L’affaire Volkswagen ne contribue pas
à renforcer les positions de l’UE. Elle révèle le conflit d’intérêts résultant
d’organismes de contrôle trop proches des entreprises. Cf les labos et l’agence
du médicament. Vw était-elle seule
coupable ?
La
préparation du référendum britannique
Il se confirme que le premier
ministre Cameron s’est tendu un piège redoutable. Pour éviter un isolement du
Royaume-Uni qu’il ne souhaite pas, il devra démontrer à des Britanniques en
majorité eurosceptiques qu’il a arrachés de réelles concessions à ses
partenaires. Sans doute obtiendra-t-il l’abandon de telle ou telle norme jugée
« technocratique ». Il lui sera plus difficile de justifier le droit
de déroger au principe de non-discrimination dans l’octroi des droits sociaux
aux ressortissants européens, ce qui ne peut que déplaire aux Etats d’Europe
centrale et orientale. De même, il aura du mal à maintenir son droit de
participer aux décisions de politique économique tout en abandonnant
explicitement l’objectif d’adopter l’euro. On n’a pas suffisamment prêté
attention à la contestation de la formule d’une « union sans cesse plus
étroite » qui, à défaut d’être éliminée des traités, ne concernerait plus
le Royaume-Uni. Cette revendication, tout comme le refus de tout pas en avant
en direction d’une défense commune en dépit des circonstances qui en démontrent
l’urgence, conduisent à se demander ce qui serait le pire : le Brexit ou
le reniement de l’idéal européen.
L’élection inattendue d’un leader
très à gauche, Jeremy Corbyn, à la tête du Labour accroit les chances du
Brexit, notamment si Cameron obtient des dérogations en matière de droit
social.
Une
crise d’une exceptionnelle gravité
Je ne puis en conclusion que
souligner la gravité de la crise présente. Les divisions apparues à propos de
la marée des réfugiés et l’impuissance qui en résulte ont rendu plus virulents
les ferments d’euroscepticisme qu’avait répandu la crise de l’euro. Mais cette
fois nous sommes en présence d’un conflit de valeurs. Que chaque pays, sinon
chaque personne, soit divisé contre lui-même n’est pas un réconfort. Ce qui
éclate aux yeux des meilleurs observateurs, c’est le drame d’une intégration au
milieu du gué, incapable d’avancer et menacée de dramatiques reculs. A mesure
que s’éloigne le souvenir des guerres du XXème siècle et de l’oppression
totalitaire, l’Europe n’apparait plus comme une promesse de paix, de liberté et
de prospérité mais comme le champ clos des intérêts à courte vue de chaque
Etat, et souvent de chaque région ou corporation. Le président de la Commission
a su trouver les mots qui convenaient pour décrire le spectacle offert par le
chaos de politiques nationales refusant de s’intégrer mais incapables de se
coordonner.

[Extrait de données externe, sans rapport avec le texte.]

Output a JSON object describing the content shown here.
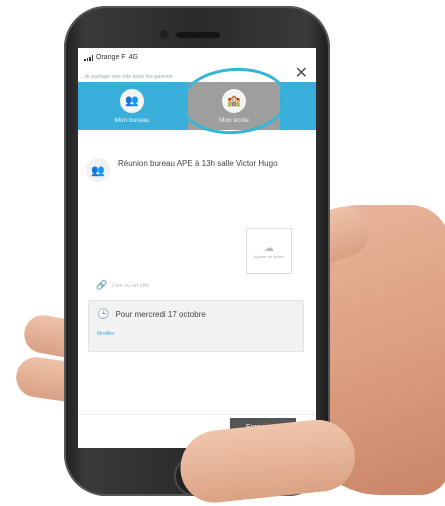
{
  "status_bar": {
    "carrier": "Orange F",
    "network": "4G"
  },
  "hint_text": "Je partage une info avec les parents",
  "tabs": [
    {
      "label": "Mon bureau"
    },
    {
      "label": "Mon école"
    }
  ],
  "message": {
    "text": "Réunion bureau APE à 13h salle Victor Hugo"
  },
  "attachment": {
    "label": "Ajouter un fichier"
  },
  "link": {
    "placeholder": "Lien ou url utile"
  },
  "date": {
    "label": "Pour mercredi 17 octobre",
    "modify": "Modifier"
  },
  "save_label": "Enregistrer",
  "colors": {
    "accent": "#3aaedb",
    "selected_tab": "#9e9e9e",
    "highlight": "#35b6d8"
  }
}
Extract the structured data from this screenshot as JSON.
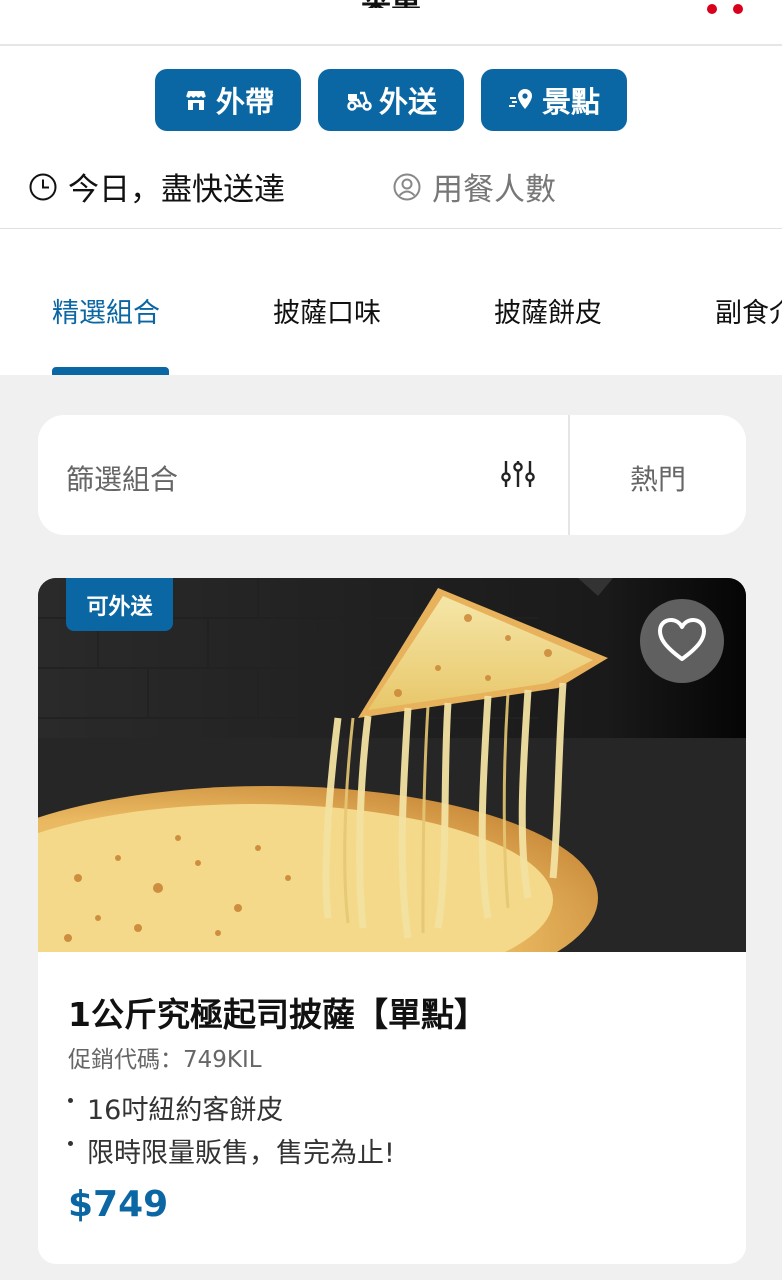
{
  "header": {
    "title": "菜單"
  },
  "order_modes": [
    {
      "label": "外帶",
      "icon": "store-icon"
    },
    {
      "label": "外送",
      "icon": "scooter-icon"
    },
    {
      "label": "景點",
      "icon": "location-pin-icon"
    }
  ],
  "delivery": {
    "time_label": "今日，盡快送達",
    "time_icon": "clock-icon",
    "diners_label": "用餐人數",
    "diners_icon": "person-icon"
  },
  "category_tabs": [
    {
      "label": "精選組合",
      "active": true
    },
    {
      "label": "披薩口味",
      "active": false
    },
    {
      "label": "披薩餅皮",
      "active": false
    },
    {
      "label": "副食介",
      "active": false
    }
  ],
  "filter": {
    "label": "篩選組合",
    "icon": "filter-sliders-icon",
    "sort_label": "熱門"
  },
  "product": {
    "badge": "可外送",
    "name": "1公斤究極起司披薩【單點】",
    "promo_code": "促銷代碼：749KIL",
    "features": [
      "16吋紐約客餅皮",
      "限時限量販售，售完為止!"
    ],
    "price": "$749",
    "favorite_icon": "heart-icon"
  },
  "colors": {
    "brand_blue": "#0a67a3",
    "accent_red": "#d9001b",
    "background": "#f0f0f0"
  }
}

Le Parlement européen a réussi à réunir une large majorité en
faveur des quotas de réfugiés. Mais bien faible est la riposte au flot de
discours nationalistes qui déferle sur l’Europe. Dans le meilleur des cas, on
se borne à reconnaître que les solutions ne peuvent être trouvées qu’au niveau
européen. C’est l’honneur de notre association de participer à un effort
pédagogique plus difficile mais plus nécessaire que jamais.
Texte établi à partir de mon Observatoire de l'Europe pour ARRI (Association réalités et relations internationales).